Our patient presented with a visceral larva migrans. The liver is the most affected organ in this form. Our patient has a hepatic localization but also a much rarer localization which is the pulmonary involvement. This form of the disease is more common in children aged between 2 and 7 years . Cases in adults have been reported . Affected individuals are often asymptomatic. Nevertheless, non-specific signs may appear: fever, asthenia, abdominal pain , hepatosplenomegaly may also be noted. For pulmonary involvement, cough, dyspnea, wheezing may occur. In this location the parenchymal involvement is due to a local allergic reaction to toxocariasis larvae. In some cases, it may be responsible for chronic eosinophilic pneumonia. Investigation by bronchoalveolar lavage and/or bronchial biopsy revealed the presence of predominantly eosinophilic hypercellularity . In biology, hypereosinophilia is the most reliable sign that guides the diagnosis. On the other hand, at very high levels, it is a criteria of severity that can be life-threatening, especially with the cardiactoxicity of eosinophils. Our patient had no cardiac involvement.

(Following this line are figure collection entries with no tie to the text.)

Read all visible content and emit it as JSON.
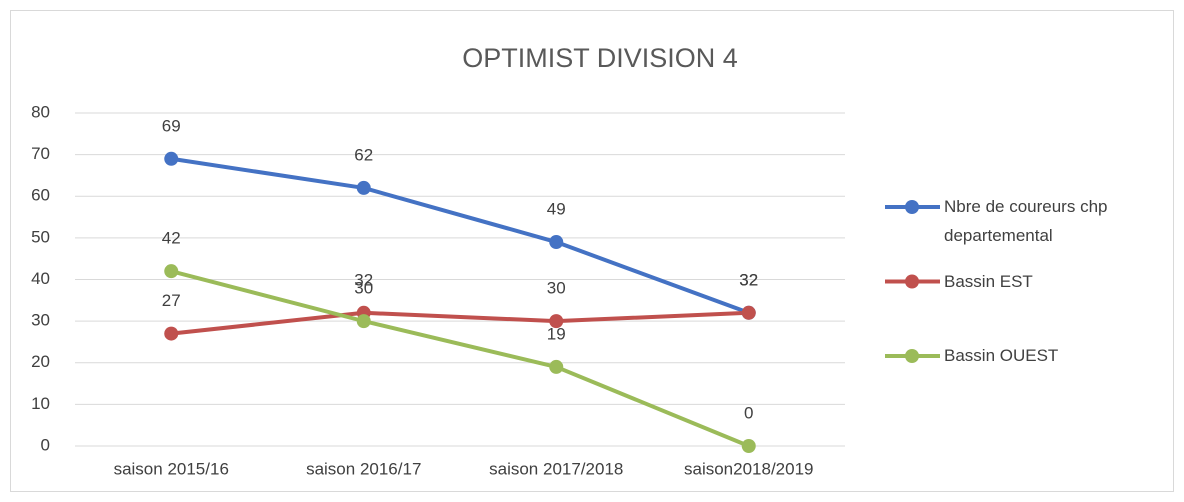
{
  "chart_data": {
    "type": "line",
    "title": "OPTIMIST DIVISION 4",
    "categories": [
      "saison 2015/16",
      "saison 2016/17",
      "saison 2017/2018",
      "saison2018/2019"
    ],
    "series": [
      {
        "name": "Nbre de coureurs  chp departemental",
        "color": "#4472c4",
        "values": [
          69,
          62,
          49,
          32
        ]
      },
      {
        "name": "Bassin EST",
        "color": "#c0504d",
        "values": [
          27,
          32,
          30,
          32
        ]
      },
      {
        "name": "Bassin OUEST",
        "color": "#9bbb59",
        "values": [
          42,
          30,
          19,
          0
        ]
      }
    ],
    "ylim": [
      0,
      80
    ],
    "yticks": [
      0,
      10,
      20,
      30,
      40,
      50,
      60,
      70,
      80
    ],
    "grid": true,
    "legend": "right"
  }
}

The radiological signs are also non-specific and can be confused with many infectious, inflammatory and tumor diseases. Most commonly, they are pulmonary nodules surrounded by a peripheral halo or ground glass nodules. Their size varies from 4 to 40 mm. Their distribution is diffuse or predominantly in subpleural areas. Condensations are usually associated with the most severe clinical presentations. Finally, eosinophilic pleurisy, pneumothorax and cavities are rare [7-9].

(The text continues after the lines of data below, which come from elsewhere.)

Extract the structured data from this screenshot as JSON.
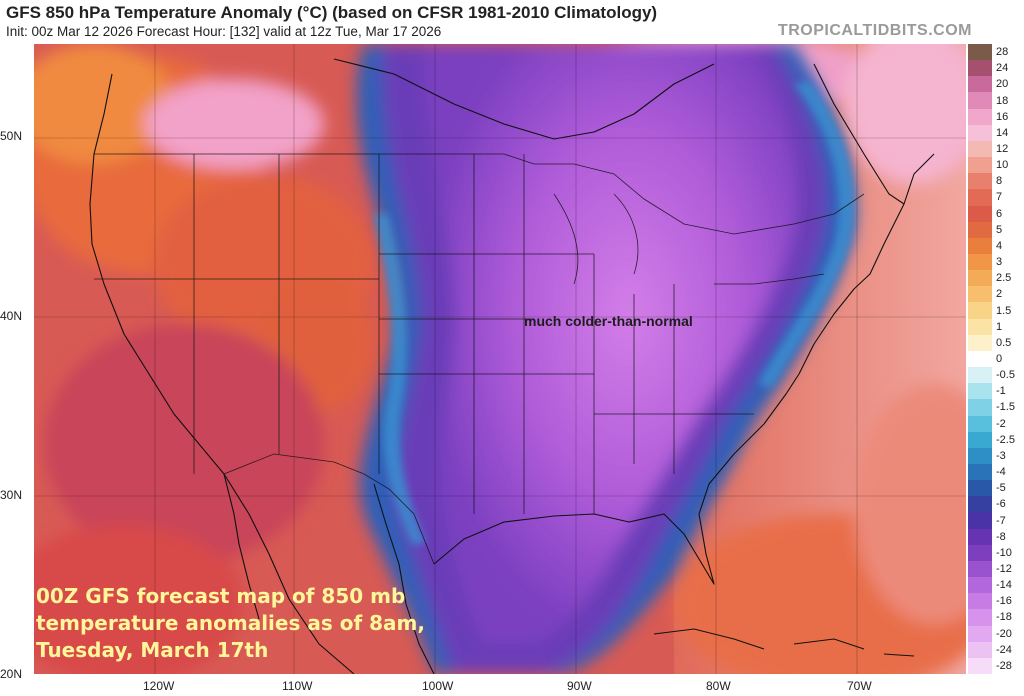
{
  "header": {
    "title": "GFS 850 hPa Temperature Anomaly (°C) (based on CFSR 1981-2010 Climatology)",
    "subtitle": "Init: 00z Mar 12 2026   Forecast Hour: [132]   valid at 12z Tue, Mar 17 2026",
    "watermark": "TROPICALTIDBITS.COM"
  },
  "map": {
    "lat_labels": [
      "50N",
      "40N",
      "30N",
      "20N"
    ],
    "lon_labels": [
      "120W",
      "110W",
      "100W",
      "90W",
      "80W",
      "70W"
    ],
    "annotation": "much colder-than-normal",
    "caption_lines": [
      "00Z GFS forecast map of 850 mb",
      "temperature anomalies as of 8am,",
      "Tuesday, March 17th"
    ]
  },
  "colorbar": {
    "labels": [
      "28",
      "24",
      "20",
      "18",
      "16",
      "14",
      "12",
      "10",
      "8",
      "7",
      "6",
      "5",
      "4",
      "3",
      "2.5",
      "2",
      "1.5",
      "1",
      "0.5",
      "0",
      "-0.5",
      "-1",
      "-1.5",
      "-2",
      "-2.5",
      "-3",
      "-4",
      "-5",
      "-6",
      "-7",
      "-8",
      "-10",
      "-12",
      "-14",
      "-16",
      "-18",
      "-20",
      "-24",
      "-28"
    ],
    "colors": [
      "#7a5a48",
      "#a4506e",
      "#c86a9c",
      "#e08ab8",
      "#f1a7cc",
      "#f6c1d8",
      "#f3b9b3",
      "#f0a08f",
      "#e9806d",
      "#e36a55",
      "#db5a48",
      "#e26a40",
      "#ea7e3c",
      "#f09646",
      "#f4ab57",
      "#f7bf6d",
      "#f9d387",
      "#fbe3a6",
      "#fdf1cc",
      "#ffffff",
      "#d8f1f5",
      "#a9e3ee",
      "#7fd2e6",
      "#58c0dd",
      "#3aa9d2",
      "#2d8fc6",
      "#2a73b8",
      "#2a58a9",
      "#3640a0",
      "#4a33a6",
      "#6634b2",
      "#7e3fbf",
      "#9a52cf",
      "#b267dc",
      "#c77ce5",
      "#d692ec",
      "#e2a9f0",
      "#ecc2f3",
      "#f6dcf8"
    ]
  }
}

For liver involvement, our patient had a normal liver size with multiple subcentimetric hypodense nodular lesions. On CT or MR imaging, hepatic lesions are seen as multiple, ill-defined, oval lesions that measure 1.0–1.5 cm in diameter. Sometimes, the lesion may be angular or trapezoidal. On sonography, the lesions appear as multiple, small, oval hypoechoic lesions in the liver parenchyma. The lesions differ from metastatic nodules is as much as they have fuzzy margins, are uniform in size, non-spherical in shape and are best seen on portal venous phase. A migratory character of the lesions can be noted which supports the diagnosis of larva migrans [4,10].
Diagnostic confirmation was based on serology using both ELISA and Western blot methods. In fact, several false positives have been reported with the ELISA method. The combination of ELISA and BLOT has shown a better sensitivity and specificity . However, it does not distinguish between asymptomatic carriage and progressive infection. Other diagnostic methods can be used, notably histological studies and molecular biology. The latter allows a more rapid and specific analysis. PCR of toxocariasis is based on several genetic markers, notably the ITS 1 and ITS2 regions of the rDNA .

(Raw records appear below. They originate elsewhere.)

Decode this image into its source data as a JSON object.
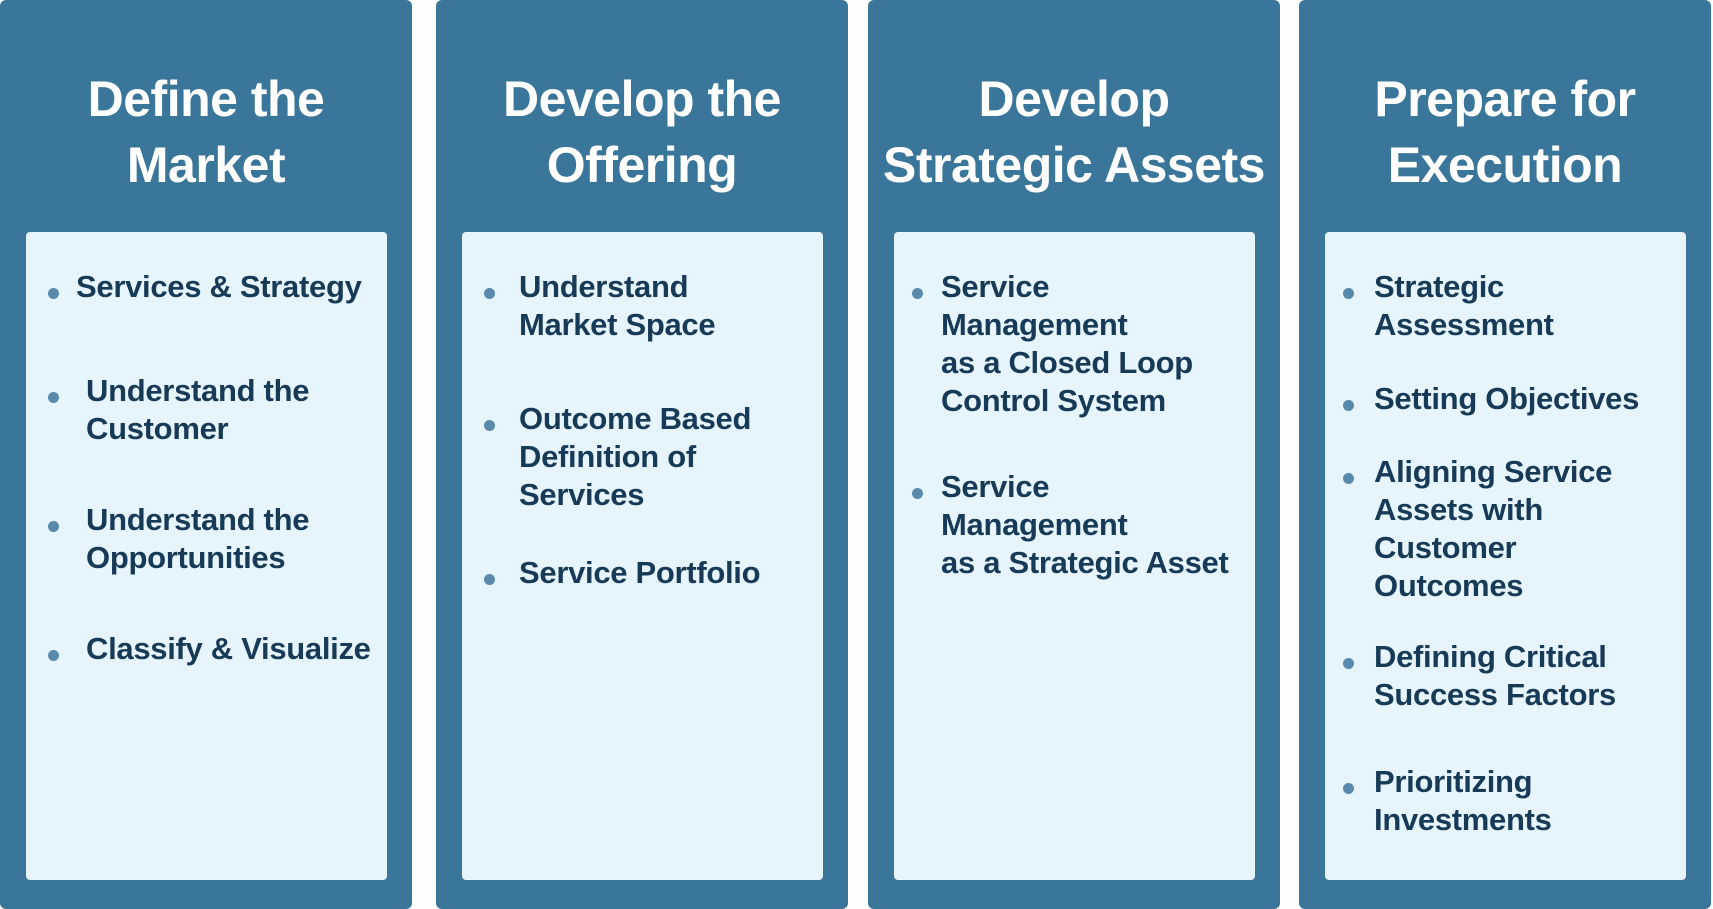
{
  "columns": [
    {
      "title_lines": [
        "Define the",
        "Market"
      ],
      "items": [
        {
          "lines": [
            "Services & Strategy"
          ]
        },
        {
          "lines": [
            "Understand the",
            "Customer"
          ]
        },
        {
          "lines": [
            "Understand the",
            "Opportunities"
          ]
        },
        {
          "lines": [
            "Classify & Visualize"
          ]
        }
      ]
    },
    {
      "title_lines": [
        "Develop the",
        "Offering"
      ],
      "items": [
        {
          "lines": [
            "Understand",
            "Market Space"
          ]
        },
        {
          "lines": [
            "Outcome Based",
            "Definition of",
            "Services"
          ]
        },
        {
          "lines": [
            "Service Portfolio"
          ]
        }
      ]
    },
    {
      "title_lines": [
        "Develop",
        "Strategic Assets"
      ],
      "items": [
        {
          "lines": [
            "Service",
            "Management",
            "as a Closed Loop",
            "Control System"
          ]
        },
        {
          "lines": [
            "Service",
            "Management",
            "as a Strategic Asset"
          ]
        }
      ]
    },
    {
      "title_lines": [
        "Prepare for",
        "Execution"
      ],
      "items": [
        {
          "lines": [
            "Strategic",
            "Assessment"
          ]
        },
        {
          "lines": [
            "Setting Objectives"
          ]
        },
        {
          "lines": [
            "Aligning Service",
            "Assets with",
            "Customer",
            "Outcomes"
          ]
        },
        {
          "lines": [
            "Defining Critical",
            "Success Factors"
          ]
        },
        {
          "lines": [
            "Prioritizing",
            "Investments"
          ]
        }
      ]
    }
  ],
  "colors": {
    "column_background": "#3a7699",
    "panel_background": "#e6f4fc",
    "item_text": "#173a57",
    "title_text": "#ffffff",
    "bullet": "#5a8aab"
  }
}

Recovery can be spontaneous and without sequelae. But in the case of severe infections, treatment is mandatory. Two molecules have shown their effectiveness: albendazole and mebendazole. Albendazole has a better tissue diffusion, hence its wider use. The recommended dose is 400 mg twice a day. A duration of at least one month is recommended in order to avoid relapses .The combination of corticosteroids has been used in several cases, especially with ocular and pulmonary involvement. In our patient, no corticosteroid was used
Toxocariasis is a diagnosis to be considered in many situations. It constitutes, by its different forms, a public health challenge. Its diagnosis is easy and is based on serology and molecular biology, which must be developed in our country. It is curable under well conducted treatment. Preventive measures are also important which are based especially on the rules of hygiene.